I’m officially going off to University in a week!

I’m nervous, slightly stressed, but most importantly, so excited for this fresh start! I think back to a year ago, when I was unable to accept recovery, desperately clutching onto my Eating Disorder like a lifeline (although ironically it was slowly killing me) and uncertain whether I would actually be able to go to University. It was a coping mechanism, a way to give me control and what I thought I needed to feel happy in my body. Why would I ever want to try and let that go?

Because if I hadn’t, I wouldn’t be here with a room full of Ikea stuff (I’ve definitely overpacked) ready to go to my dream University to do my dream course. I wouldn’t be focusing on other, more important aspects of my life that hold way more value than what’s on my plate. I wouldn’t even know what they were.

It’s actually scary to think back to the levels I would go to to avoid food and going out for meals, focusing on nothing but restricting and feeling guilt around my favourite tasty treats. Sometimes I find it difficult to comprehend that I used to put my body through such severities, like when my blood pressure became worrying low and clumps of my hair would fall out. I would feel so horrendously cold that I wore six layers and it still wasn’t enough. Last Winter was one of the most horrific times; I could barely leave the house.

I spend a lot of time beating myself up for not getting help before it got so physically bad. I was just as unwell mentally when I started struggling and I hate that if I had reached out for help sooner, maybe my physical health wouldn’t have deteriorated so much. I didn’t have to reach this to accept that I needed to get better! It’s a mental illness and when you can’t look at food as anything other than calories, or something you are not worthy of, or something that will make you lose control and purpose, then you deserve to get help. Regardless of weight or BMI, you deserve recovery… Why didn’t I just see that sooner?!

However, when I’m being cruel to myself, wondering why I didn’t just go to that GP appointment when I was in college, I dismiss the fact that it’s such a difficult mentality to fight. I forget that for a long time, I didn’t even believe I was ill. My Eating Disorder manipulated me into believing that I couldn’t function properly without it, that I had nothing else. I didn’t even know who I was before it. I couldn’t remember how I used to live my life so carelessly, munching on entire packets of cookies without a second thought. And truthfully, I’m still trying to figure that person out! Because recovery is such a long and challenging process. You’re having to accept things that completely contradict your original perception. I remember after my second therapy session, I relapsed and sobbed and was at one of my lowest points. I didn’t think I would be able to get out of my unwell, messy brain.

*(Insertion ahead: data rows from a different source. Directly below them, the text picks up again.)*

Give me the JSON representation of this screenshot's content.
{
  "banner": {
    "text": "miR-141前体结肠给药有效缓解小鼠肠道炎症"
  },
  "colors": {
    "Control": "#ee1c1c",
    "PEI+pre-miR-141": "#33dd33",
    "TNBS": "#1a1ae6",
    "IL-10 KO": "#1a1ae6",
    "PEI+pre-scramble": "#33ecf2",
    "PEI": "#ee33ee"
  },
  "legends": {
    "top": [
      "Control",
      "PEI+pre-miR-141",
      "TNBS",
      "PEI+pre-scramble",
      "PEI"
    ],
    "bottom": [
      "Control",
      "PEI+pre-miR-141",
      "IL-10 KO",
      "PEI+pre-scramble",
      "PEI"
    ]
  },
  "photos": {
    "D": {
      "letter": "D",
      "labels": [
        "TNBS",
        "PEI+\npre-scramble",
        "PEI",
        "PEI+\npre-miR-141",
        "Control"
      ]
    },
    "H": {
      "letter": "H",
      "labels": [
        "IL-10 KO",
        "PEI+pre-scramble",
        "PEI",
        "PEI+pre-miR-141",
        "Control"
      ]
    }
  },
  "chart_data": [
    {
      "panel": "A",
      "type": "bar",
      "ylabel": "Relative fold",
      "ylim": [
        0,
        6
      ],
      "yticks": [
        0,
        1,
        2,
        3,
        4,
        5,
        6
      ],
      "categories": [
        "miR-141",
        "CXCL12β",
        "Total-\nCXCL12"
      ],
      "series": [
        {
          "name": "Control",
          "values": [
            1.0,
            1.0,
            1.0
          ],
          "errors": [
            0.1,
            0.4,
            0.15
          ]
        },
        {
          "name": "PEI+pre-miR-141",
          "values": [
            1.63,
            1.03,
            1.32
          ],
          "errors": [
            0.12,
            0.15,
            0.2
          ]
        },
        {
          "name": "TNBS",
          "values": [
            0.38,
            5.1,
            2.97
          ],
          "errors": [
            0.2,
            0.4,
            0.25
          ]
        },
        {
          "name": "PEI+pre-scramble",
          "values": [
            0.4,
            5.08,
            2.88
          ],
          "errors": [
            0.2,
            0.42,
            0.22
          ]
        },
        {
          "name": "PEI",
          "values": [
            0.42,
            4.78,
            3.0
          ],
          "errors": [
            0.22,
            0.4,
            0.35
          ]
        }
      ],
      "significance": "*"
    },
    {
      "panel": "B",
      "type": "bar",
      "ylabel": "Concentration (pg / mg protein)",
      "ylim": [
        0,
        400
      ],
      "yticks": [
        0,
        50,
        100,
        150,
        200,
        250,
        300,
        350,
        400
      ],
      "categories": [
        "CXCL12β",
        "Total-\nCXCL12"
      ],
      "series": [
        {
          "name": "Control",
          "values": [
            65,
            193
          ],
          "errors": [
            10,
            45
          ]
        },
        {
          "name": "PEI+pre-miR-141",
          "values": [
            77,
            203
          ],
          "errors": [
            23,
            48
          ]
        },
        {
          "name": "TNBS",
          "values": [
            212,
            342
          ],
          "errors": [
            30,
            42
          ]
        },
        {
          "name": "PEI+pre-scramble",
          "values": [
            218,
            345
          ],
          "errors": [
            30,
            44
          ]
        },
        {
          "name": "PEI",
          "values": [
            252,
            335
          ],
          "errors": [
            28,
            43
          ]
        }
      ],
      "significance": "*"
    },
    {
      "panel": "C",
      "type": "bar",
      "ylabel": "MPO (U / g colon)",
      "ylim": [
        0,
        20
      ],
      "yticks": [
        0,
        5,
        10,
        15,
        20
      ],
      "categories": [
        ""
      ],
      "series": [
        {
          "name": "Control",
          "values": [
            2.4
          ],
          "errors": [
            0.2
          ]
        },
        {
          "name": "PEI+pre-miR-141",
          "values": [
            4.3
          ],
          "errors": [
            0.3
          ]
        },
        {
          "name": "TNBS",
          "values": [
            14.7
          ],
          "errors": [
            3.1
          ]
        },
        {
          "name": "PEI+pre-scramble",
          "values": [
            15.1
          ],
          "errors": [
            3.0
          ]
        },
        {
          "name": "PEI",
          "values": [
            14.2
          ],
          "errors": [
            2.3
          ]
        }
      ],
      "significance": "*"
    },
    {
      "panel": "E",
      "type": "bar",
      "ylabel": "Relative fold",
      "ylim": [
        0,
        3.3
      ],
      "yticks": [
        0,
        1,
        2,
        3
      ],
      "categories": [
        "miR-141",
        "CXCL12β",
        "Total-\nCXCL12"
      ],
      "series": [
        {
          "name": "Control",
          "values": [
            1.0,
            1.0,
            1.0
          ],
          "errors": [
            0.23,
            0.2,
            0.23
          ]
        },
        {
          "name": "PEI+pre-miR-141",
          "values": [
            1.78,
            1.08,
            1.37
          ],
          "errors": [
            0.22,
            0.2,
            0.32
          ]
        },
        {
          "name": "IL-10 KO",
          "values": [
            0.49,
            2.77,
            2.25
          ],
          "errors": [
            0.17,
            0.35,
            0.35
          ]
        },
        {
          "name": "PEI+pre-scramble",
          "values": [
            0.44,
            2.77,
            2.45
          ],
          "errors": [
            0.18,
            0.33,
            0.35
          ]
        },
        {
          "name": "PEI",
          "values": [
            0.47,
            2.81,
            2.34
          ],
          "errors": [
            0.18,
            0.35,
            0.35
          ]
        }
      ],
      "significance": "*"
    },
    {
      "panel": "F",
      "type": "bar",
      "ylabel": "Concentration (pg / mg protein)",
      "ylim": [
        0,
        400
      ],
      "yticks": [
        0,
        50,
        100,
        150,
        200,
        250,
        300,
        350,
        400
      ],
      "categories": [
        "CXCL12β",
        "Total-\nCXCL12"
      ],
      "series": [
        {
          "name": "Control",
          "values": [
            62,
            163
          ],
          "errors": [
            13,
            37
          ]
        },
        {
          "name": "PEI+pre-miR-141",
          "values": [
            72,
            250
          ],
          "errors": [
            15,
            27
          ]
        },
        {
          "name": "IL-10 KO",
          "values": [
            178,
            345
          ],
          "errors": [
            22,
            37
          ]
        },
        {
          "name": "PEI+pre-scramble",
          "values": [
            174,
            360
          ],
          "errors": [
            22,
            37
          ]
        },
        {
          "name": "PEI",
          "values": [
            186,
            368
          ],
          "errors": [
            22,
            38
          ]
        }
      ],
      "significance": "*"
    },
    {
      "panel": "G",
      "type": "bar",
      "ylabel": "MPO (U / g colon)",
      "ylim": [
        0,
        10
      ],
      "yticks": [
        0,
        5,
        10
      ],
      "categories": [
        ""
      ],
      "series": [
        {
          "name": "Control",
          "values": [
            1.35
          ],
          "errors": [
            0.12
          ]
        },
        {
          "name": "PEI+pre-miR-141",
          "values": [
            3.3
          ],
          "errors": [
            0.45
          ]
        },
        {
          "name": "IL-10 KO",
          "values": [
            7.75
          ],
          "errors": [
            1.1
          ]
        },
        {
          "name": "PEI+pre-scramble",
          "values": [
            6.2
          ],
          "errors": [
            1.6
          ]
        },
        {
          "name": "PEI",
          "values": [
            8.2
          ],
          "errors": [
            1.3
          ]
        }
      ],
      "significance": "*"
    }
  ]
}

I would say it was my fourth or fifth therapy session where I really began to see the strength I had slowly gained. I began to challenge myself with foods I was once terrified of, find ways to cope with the distress I would feel when I ate something I didn’t feel I deserved. I started being more open to my family about how they could help or simply just be there. I discovered that when I’m travelling or away from home, I tend to eat a lot better because I’m constantly distracted and not alone in what I’m eating. So I began to go out more, started to fight the routine I had practically engraved in my brain.

I focused more on distress tolerance with my therapist, learnt about portion sizes with my dietician so I could make substantial meals. And sometimes, I would just change little things in order to keeping fighting: adding a bit of extra sauce to my pasta, or an extra biscuit to my pudding, or changing to milk I have in my coffee to one with a bit more fat. Recovery isn’t always just devouring a large plate of food; sometimes, it’s simply adding things that everyone else has, things unmeasured that add just a little bit extra, that make the food just that little bit tastier too.

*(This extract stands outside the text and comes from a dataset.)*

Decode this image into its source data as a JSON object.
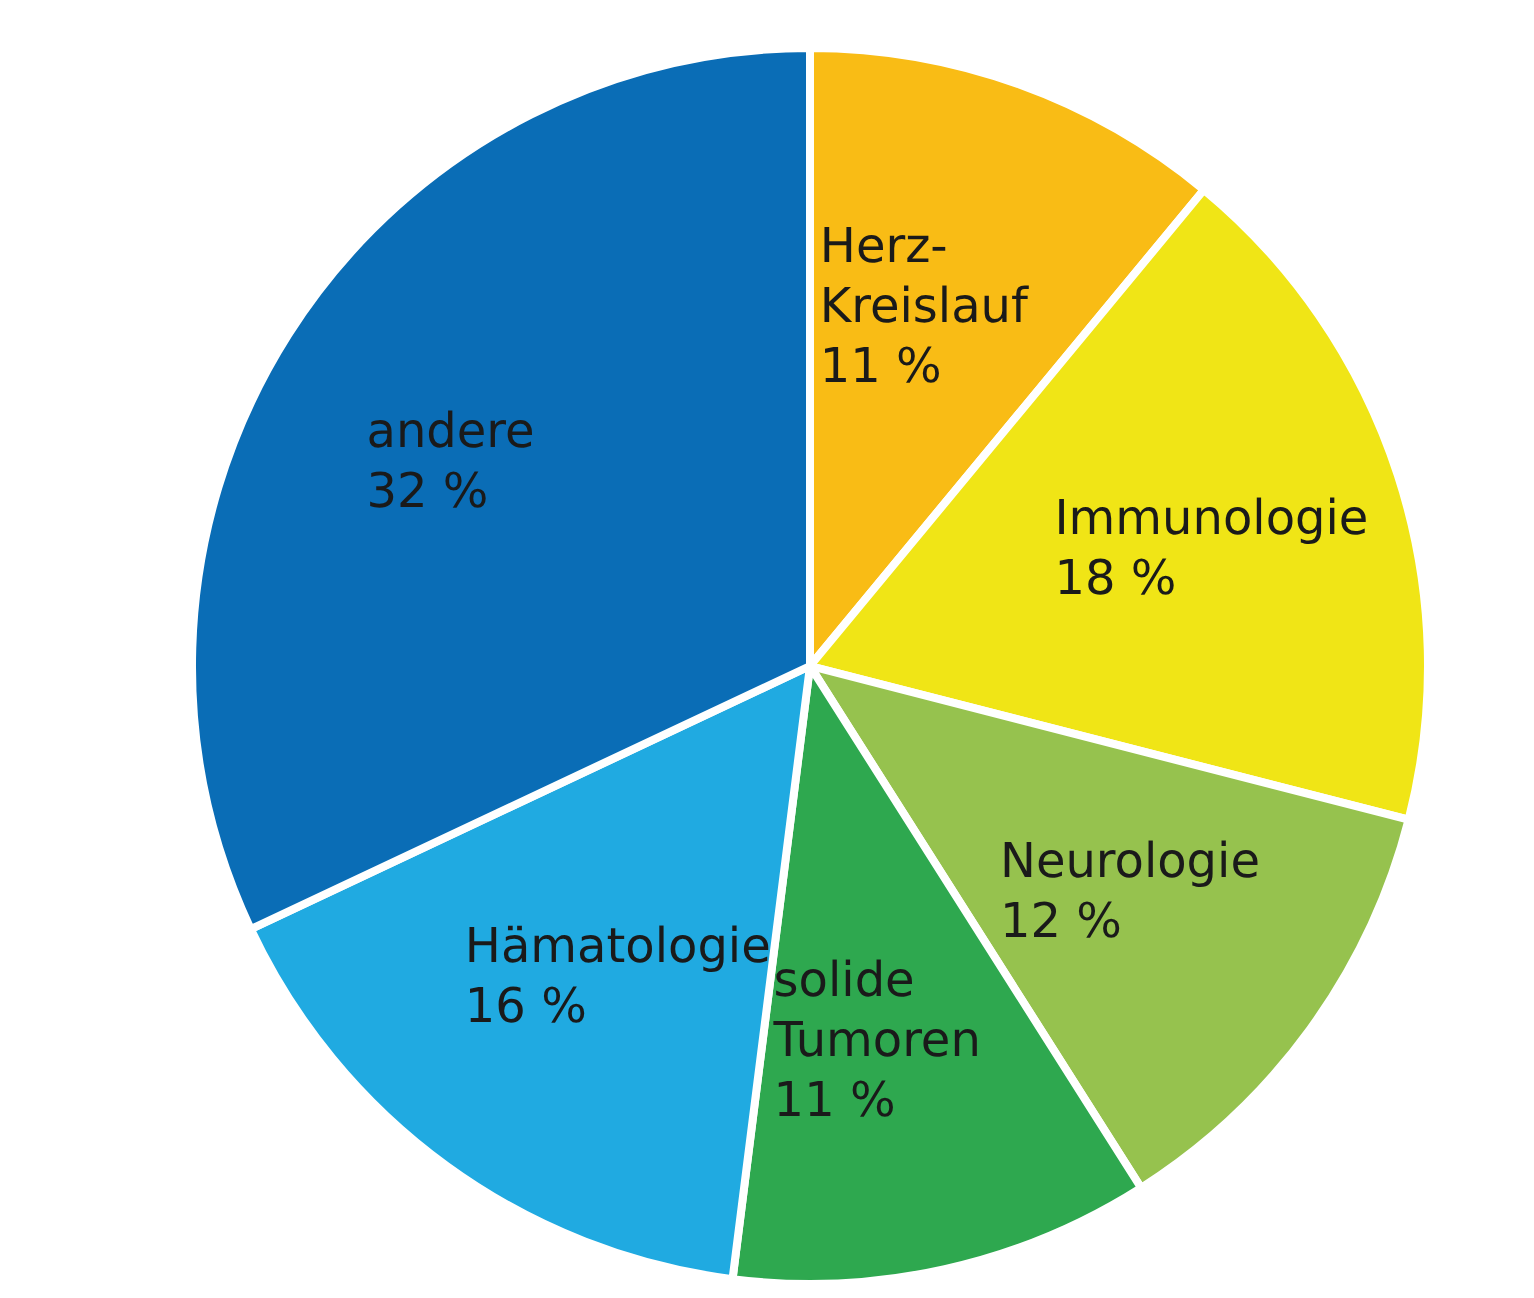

I’ve changed different aspects of my life to create one that’s more worth living. I do still struggle daily with allowing myself to have foods I want and not what I think I deserve; I do still have a long way to go to being fully recovered. But the unwell, unrational part in my brain has less of a voice. And I’m so pleased that I’m well enough for University. A year ago, I wouldn’t have thought for a second that I would make it. That’s what reminds me that recovery is so so worth it.